Boutsen testando o JS35 em Paul Ricard

O outro fornecimento foi dado ao Team Modena, que correria com o carro desenvolvido por Mauro Forghieri e Mario Tolentino e seria originalmente para o grupo mexicano GLAS (ver a 4ª parte). Como a Chrysler vetou a equipe própria, Forghieri convenceu seu amigo, o industrial Carlo Patrucco, a bancar a aventura.
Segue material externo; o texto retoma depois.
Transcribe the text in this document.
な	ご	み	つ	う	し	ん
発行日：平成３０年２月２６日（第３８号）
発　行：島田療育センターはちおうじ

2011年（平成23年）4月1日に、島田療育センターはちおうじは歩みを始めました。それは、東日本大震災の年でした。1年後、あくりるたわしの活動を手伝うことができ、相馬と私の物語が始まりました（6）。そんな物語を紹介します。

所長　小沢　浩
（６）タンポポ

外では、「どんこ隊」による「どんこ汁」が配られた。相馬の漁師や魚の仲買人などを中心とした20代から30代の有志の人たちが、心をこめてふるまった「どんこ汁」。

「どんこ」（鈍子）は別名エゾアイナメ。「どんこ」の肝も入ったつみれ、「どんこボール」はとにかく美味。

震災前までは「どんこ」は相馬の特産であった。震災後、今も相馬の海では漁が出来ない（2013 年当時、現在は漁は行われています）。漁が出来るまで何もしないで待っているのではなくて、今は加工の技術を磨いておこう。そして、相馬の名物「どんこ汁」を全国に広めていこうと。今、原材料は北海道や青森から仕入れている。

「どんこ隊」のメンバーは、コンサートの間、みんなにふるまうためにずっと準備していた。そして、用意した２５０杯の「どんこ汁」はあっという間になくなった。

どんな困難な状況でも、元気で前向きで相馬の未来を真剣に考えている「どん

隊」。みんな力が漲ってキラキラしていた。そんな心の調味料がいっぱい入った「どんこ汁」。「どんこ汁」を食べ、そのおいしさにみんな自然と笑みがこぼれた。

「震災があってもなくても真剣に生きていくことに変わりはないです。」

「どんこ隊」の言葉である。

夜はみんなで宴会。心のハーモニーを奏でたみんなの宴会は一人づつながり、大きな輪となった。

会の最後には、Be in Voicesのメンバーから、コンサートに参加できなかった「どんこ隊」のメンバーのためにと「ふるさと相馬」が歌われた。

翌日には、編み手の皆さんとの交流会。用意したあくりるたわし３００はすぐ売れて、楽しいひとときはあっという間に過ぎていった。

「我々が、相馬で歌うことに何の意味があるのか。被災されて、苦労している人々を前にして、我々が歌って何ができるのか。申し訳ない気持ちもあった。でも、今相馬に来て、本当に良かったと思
O acordo seria simples: ele bancaria a equipe e a Lamborghini daria o apoio técnico.

Patrucco pagou os US$ 100 mil da inscriçao (somente 500 vezes a menos do que atual), um acordo foi fechado com a Good Year e a estatal Agip, uma base foi estabelecida em Modena e o Team Modena estava oficialmente inscrito na temporada 1991. Entretanto, o carro foi conhecido oficialmente como Lambo 291. Nicola Larini e Eric van de Poele foram indicados como pilotos.


Os dois carros tinham coisas em comum : eram em sua maioria azuis, tinham pilotos belgas e sofriam com problemas de peso e se mostraram mal-nascidos. Os italianos ainda tinham que enfrentar o calvário das pré-qualificações de sexta de manhã.
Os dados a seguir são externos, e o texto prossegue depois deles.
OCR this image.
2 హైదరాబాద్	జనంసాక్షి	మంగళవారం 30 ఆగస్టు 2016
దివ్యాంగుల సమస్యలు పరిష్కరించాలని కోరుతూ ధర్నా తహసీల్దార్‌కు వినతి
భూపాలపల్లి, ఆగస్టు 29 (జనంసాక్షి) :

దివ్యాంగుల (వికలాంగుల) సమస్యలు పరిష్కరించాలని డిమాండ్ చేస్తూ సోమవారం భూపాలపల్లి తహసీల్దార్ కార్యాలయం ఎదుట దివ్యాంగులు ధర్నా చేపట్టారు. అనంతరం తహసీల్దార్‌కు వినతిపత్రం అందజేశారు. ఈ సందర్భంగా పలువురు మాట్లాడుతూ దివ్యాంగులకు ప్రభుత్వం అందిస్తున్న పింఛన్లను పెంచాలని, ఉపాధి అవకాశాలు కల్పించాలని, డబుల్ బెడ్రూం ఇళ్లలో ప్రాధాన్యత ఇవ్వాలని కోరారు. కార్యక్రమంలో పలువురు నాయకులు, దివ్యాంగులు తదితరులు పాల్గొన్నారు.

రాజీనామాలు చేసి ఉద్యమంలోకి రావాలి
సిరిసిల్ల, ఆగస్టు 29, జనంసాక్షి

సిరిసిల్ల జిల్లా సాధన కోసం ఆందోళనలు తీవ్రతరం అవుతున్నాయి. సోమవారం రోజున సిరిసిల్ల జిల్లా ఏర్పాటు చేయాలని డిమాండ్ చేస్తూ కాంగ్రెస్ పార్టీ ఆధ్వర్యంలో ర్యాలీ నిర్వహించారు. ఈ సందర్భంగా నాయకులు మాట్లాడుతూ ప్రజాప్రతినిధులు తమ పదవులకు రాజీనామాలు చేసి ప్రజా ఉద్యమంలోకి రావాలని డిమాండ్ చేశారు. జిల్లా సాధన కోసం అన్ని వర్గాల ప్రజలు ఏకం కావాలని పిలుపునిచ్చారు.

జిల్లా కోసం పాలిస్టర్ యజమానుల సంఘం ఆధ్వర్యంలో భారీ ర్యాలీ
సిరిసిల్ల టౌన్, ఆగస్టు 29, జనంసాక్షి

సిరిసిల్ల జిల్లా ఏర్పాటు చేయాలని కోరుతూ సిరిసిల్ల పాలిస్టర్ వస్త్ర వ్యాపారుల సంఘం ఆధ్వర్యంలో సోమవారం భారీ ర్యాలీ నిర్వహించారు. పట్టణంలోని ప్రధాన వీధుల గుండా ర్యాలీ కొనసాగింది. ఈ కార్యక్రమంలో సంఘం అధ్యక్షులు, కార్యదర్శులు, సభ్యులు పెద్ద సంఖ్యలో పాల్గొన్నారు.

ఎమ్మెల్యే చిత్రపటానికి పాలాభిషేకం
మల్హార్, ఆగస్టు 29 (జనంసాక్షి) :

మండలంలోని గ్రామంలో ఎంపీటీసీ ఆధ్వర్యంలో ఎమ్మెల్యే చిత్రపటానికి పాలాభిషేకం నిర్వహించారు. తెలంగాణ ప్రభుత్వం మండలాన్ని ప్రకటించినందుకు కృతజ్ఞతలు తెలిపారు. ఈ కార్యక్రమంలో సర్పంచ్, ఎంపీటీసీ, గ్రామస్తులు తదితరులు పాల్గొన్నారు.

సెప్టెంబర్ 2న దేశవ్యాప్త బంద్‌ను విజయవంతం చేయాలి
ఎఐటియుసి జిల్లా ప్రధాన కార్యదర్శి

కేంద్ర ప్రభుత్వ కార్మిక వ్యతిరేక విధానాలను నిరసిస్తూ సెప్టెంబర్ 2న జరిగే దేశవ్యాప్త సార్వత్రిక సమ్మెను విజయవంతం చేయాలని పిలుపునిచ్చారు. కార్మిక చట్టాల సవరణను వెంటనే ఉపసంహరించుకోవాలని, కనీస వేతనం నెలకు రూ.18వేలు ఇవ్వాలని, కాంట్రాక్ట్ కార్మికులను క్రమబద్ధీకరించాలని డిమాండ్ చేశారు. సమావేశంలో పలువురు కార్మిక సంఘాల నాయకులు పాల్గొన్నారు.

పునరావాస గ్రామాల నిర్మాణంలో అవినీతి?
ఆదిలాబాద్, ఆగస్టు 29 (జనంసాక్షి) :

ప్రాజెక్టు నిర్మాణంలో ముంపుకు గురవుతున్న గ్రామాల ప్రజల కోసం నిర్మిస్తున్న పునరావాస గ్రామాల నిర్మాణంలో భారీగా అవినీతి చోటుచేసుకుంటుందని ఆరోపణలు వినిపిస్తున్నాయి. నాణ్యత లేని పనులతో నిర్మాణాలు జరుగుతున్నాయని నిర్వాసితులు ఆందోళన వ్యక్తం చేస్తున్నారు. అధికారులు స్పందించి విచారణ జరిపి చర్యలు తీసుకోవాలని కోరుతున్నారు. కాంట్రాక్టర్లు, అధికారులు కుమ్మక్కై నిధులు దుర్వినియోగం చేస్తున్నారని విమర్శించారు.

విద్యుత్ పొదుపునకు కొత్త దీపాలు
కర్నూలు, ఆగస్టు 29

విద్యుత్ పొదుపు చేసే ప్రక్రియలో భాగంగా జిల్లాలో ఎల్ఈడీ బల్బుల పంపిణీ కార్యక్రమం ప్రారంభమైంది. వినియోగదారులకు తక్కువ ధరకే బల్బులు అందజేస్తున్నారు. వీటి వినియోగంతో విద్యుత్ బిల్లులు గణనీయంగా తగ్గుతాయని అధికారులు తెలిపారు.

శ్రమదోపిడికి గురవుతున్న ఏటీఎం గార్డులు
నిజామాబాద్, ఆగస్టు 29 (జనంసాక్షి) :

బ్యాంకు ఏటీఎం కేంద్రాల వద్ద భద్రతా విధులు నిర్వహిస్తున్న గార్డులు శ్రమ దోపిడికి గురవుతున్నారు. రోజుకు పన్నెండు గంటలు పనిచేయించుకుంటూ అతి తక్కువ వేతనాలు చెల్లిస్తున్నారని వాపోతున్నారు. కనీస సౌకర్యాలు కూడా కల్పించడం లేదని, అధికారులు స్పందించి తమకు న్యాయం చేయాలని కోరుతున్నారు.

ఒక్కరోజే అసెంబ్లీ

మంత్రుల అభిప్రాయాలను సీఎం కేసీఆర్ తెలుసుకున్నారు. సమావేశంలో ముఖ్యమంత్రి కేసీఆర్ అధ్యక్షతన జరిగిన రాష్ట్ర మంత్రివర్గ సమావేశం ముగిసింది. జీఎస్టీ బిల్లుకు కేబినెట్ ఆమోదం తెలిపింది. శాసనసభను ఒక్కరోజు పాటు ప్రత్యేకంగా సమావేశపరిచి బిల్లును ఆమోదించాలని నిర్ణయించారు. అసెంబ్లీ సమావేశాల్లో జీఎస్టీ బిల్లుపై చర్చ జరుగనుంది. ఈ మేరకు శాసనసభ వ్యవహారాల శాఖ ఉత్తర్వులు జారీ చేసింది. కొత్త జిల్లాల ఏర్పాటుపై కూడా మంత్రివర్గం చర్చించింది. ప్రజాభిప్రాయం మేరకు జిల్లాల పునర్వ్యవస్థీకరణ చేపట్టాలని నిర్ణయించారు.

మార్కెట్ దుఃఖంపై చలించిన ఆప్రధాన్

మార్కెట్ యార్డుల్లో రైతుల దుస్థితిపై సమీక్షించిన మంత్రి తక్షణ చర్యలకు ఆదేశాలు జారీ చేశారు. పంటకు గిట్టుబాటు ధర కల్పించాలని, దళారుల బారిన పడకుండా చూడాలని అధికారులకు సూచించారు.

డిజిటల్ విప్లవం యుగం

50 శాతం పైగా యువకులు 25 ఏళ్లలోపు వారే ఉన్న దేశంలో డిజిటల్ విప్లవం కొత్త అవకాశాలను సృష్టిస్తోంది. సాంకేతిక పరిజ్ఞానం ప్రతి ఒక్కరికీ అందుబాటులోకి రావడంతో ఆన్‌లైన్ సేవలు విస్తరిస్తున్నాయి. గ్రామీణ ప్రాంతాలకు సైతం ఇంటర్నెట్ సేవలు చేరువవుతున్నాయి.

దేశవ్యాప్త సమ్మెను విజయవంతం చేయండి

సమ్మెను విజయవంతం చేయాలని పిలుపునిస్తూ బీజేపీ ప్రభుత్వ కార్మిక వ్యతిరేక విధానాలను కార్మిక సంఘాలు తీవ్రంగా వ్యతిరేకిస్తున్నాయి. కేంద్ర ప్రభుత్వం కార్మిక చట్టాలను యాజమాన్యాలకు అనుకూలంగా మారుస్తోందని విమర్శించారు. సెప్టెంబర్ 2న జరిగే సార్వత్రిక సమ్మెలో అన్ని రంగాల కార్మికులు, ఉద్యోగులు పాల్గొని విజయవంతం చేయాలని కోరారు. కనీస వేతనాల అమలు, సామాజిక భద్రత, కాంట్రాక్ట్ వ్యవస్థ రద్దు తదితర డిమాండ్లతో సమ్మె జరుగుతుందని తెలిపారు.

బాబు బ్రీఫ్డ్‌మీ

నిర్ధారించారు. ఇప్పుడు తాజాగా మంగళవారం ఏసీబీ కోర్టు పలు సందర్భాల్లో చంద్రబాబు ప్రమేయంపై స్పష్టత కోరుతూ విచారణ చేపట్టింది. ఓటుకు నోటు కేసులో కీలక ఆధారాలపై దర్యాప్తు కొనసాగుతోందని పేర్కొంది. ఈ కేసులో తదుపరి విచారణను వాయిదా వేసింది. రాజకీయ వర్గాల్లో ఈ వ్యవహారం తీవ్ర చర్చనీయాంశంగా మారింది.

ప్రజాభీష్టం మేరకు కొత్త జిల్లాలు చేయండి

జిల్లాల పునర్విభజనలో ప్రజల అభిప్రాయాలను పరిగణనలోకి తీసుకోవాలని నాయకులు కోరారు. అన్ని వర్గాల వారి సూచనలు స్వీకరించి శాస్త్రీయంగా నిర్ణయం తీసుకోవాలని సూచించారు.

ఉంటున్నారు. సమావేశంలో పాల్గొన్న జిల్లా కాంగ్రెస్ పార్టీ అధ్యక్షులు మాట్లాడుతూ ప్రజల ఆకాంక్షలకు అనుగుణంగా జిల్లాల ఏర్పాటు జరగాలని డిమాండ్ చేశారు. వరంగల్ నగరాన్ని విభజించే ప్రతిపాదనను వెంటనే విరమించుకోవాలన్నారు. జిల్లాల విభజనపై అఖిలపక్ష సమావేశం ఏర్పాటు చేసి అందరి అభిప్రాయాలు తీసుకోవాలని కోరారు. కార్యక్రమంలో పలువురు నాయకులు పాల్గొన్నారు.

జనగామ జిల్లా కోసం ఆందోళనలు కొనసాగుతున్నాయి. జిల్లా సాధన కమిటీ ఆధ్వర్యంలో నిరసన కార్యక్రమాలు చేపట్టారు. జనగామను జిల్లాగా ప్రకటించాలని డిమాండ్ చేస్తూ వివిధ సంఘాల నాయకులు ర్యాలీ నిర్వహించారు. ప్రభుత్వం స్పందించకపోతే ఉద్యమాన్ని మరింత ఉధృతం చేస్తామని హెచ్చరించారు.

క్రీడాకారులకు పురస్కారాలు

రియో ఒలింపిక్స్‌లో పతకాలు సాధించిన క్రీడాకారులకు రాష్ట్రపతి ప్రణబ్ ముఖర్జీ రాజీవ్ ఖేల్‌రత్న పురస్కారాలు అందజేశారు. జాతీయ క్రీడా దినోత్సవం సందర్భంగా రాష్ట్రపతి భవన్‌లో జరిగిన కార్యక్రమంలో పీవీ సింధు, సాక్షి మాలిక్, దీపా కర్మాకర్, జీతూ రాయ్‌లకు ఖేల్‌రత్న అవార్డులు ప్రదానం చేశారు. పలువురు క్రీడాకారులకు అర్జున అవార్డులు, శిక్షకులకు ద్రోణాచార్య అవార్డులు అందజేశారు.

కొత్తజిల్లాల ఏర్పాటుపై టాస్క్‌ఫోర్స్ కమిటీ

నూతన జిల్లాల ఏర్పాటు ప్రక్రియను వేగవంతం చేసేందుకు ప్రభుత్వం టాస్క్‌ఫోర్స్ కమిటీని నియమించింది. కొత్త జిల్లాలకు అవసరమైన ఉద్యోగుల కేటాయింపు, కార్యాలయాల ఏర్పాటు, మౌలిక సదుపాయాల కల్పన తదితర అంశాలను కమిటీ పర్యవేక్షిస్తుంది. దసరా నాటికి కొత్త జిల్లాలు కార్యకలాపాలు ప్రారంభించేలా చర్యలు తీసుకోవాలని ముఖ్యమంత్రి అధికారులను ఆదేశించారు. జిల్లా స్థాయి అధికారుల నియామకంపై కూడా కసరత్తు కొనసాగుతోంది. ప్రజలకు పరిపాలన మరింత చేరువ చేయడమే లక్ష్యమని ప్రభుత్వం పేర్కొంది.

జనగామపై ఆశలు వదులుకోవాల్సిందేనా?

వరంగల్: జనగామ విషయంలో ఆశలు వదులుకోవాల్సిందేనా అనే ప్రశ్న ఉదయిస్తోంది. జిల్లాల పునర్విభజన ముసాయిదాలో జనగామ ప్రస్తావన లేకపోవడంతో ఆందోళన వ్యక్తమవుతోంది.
A temporada começou em Phoenix, com Larini conseguindo passar pelas pré em terceiro. Van de Poele ficou em ultimo e desclassificado, pois o carro reserva estava acertado para Larini e simplesmente sua cabeça ficava acima do santo antônio. Nos treinos oficiais, Larini conseguiu um respeitável 17º lugar e Boutsen, um 20º lugar. Comas ficou de fora do grid por pouco mais de um décimo. No fim, o italiano conseguiu um sétimo lugar (que acabou sendo seu melhor resultado na temporada).
Van de Poele em Phoenix (EUA). Dá pra perceber o porquê de ter sido desclassificado ?
 
No Brasil, as Ligier conseguiram se classificar, mas as Lambo, nem passaram das pré. Comas abandonou quando estava em 11º e Boutsen se arrastou até o final, chegando em 13º. A esta altura, as coisas não iam bem nas hostes francesas...

Em San Marino, inicio da temporada européia, mudanças na Ligier: saíram Divilla e Galopin e chegou Frankie Dernie, que havia saido da Lotus no fim da temporada anterior. Seu trabalho: tentar dar um jeito no JS35. Já a Modena vinha com uma versão especial do motor Lamborghini e gasolina. Tanto que Van de Poele conseguiu o ultimo lugar classificável das pré. Nos treinos, os tres carros ficaram dentro do mesmo segundo, mas Comas em 19º, Van de Poele em 21º e Boutsen, em 24º (um ano antes, o belga tinha ficado 20 posições à frente...)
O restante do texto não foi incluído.